Nick went out. As he shut the door he saw Ole Andreson with all his clothes on, lying on the bed looking at the wall.
"He's been in his room all day," the landlady said downstairs. "I guess he don't feel well. I said to him: 'Mr. Andreson, you ought to go out and take a walk on a nice fall day like this,' but he didn't feel like it."
"He doesn't want to go out."
"I'm sorry he don't feel well," the woman said. "He's an awfully nice man. He was in the ring, you know."
"I know it."
"You'd never know it except from the way his face is," the woman said. They stood talking just inside the street door. "He's just as gentle."
"Well, good-night, Mrs. Hirsch," Nick said.
"I'm not Mrs. Hirsch," the woman said. "She owns the place. I just look after it for her. I'm Mrs. Bell."
"Well, good-night, Mrs. Bell," Nick said.
"Good-night," the woman said.
Nick walked up the dark street to the corner under the arc-light, and then along the car-tracks to Henry's eating-house. George was inside, back of the counter.
"Did you see Ole?"
"Yes," said Nick. "He's in his room and he won't go out."
The cook opened the door from the kitchen when he heard Nick's voice.
"I don't even listen to it," he said and shut the door.
"Did you tell him about it?" George asked.
"Sure. I told him but he knows what it's all about."
"What's he going to do?"
"Nothing."
"They'll kill him."
"I guess they will."
"He must have got mixed up in something in Chicago."
"I guess so," said Nick.
"It's a hell of a thing."
"It's an awful thing," Nick said.
They did not say anything.

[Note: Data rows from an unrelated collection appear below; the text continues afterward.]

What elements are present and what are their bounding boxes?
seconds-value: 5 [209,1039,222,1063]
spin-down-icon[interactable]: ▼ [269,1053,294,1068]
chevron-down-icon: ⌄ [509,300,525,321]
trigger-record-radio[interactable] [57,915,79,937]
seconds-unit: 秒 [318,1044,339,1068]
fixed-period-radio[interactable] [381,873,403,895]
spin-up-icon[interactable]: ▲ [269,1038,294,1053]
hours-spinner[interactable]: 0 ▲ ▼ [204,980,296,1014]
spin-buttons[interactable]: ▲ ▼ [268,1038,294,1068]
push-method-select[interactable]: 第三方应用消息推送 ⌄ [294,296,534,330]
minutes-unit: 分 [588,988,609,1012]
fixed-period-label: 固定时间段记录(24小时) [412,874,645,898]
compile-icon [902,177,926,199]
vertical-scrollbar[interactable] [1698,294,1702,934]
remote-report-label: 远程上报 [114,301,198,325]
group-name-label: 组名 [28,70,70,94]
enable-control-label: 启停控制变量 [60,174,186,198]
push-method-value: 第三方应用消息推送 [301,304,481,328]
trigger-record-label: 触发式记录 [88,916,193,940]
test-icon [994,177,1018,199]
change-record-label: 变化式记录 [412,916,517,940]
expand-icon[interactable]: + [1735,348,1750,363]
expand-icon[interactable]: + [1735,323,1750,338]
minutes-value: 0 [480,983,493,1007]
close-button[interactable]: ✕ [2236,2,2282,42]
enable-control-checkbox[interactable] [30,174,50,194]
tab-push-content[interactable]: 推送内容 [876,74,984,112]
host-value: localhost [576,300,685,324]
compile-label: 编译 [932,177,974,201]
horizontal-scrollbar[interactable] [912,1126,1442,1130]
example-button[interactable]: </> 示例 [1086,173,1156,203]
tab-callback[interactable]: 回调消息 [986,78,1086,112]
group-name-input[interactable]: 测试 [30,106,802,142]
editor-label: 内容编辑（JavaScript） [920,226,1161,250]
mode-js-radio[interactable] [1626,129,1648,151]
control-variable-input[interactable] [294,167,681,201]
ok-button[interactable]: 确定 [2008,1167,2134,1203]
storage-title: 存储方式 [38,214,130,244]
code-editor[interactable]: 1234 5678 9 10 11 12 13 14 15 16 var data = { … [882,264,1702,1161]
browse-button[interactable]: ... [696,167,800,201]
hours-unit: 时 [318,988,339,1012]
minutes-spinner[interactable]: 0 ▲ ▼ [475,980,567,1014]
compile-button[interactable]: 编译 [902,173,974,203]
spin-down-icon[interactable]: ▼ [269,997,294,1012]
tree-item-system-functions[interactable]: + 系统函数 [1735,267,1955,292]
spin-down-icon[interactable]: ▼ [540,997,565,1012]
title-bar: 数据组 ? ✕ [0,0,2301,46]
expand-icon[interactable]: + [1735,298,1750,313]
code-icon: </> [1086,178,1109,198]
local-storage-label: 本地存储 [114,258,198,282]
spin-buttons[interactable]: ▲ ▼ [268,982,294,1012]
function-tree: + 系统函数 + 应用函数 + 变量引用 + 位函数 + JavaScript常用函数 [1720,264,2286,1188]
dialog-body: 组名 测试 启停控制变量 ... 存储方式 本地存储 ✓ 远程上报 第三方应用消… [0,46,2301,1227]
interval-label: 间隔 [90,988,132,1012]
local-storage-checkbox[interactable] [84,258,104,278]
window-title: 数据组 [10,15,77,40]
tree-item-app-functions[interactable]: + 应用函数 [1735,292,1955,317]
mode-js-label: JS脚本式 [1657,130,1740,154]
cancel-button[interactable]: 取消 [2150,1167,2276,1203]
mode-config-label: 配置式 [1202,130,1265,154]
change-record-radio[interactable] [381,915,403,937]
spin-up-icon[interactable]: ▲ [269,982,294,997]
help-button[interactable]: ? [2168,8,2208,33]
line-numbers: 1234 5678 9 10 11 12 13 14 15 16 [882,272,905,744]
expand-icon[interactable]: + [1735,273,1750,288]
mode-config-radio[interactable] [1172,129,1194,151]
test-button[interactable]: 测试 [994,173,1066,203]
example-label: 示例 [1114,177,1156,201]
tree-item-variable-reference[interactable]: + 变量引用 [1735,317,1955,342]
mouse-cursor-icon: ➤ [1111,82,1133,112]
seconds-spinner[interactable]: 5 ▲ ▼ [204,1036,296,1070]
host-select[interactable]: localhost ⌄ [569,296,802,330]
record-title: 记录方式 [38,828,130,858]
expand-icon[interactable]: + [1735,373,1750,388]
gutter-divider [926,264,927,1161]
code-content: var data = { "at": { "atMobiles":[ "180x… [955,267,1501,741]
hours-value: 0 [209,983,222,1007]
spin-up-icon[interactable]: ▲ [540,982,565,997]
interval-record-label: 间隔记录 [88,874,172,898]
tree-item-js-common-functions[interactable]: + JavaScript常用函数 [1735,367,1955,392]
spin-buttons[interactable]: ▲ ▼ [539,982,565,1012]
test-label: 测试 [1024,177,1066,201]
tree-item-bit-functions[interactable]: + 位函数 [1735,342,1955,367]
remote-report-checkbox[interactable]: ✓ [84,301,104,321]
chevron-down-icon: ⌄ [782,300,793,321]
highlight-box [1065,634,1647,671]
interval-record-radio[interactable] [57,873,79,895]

George reached down for a towel and wiped the counter.
"I wonder what he did?" Nick said.
"Double-crossed somebody. That's what they kill them for."
"I'm going to get out of this town," Nick said.
"Yes," said George. "That's a good thing to do."
"I can't stand to think about him waiting in the room and knowing he's going to get it. It's too damned awful."
"Well," said George, "you better not think about it."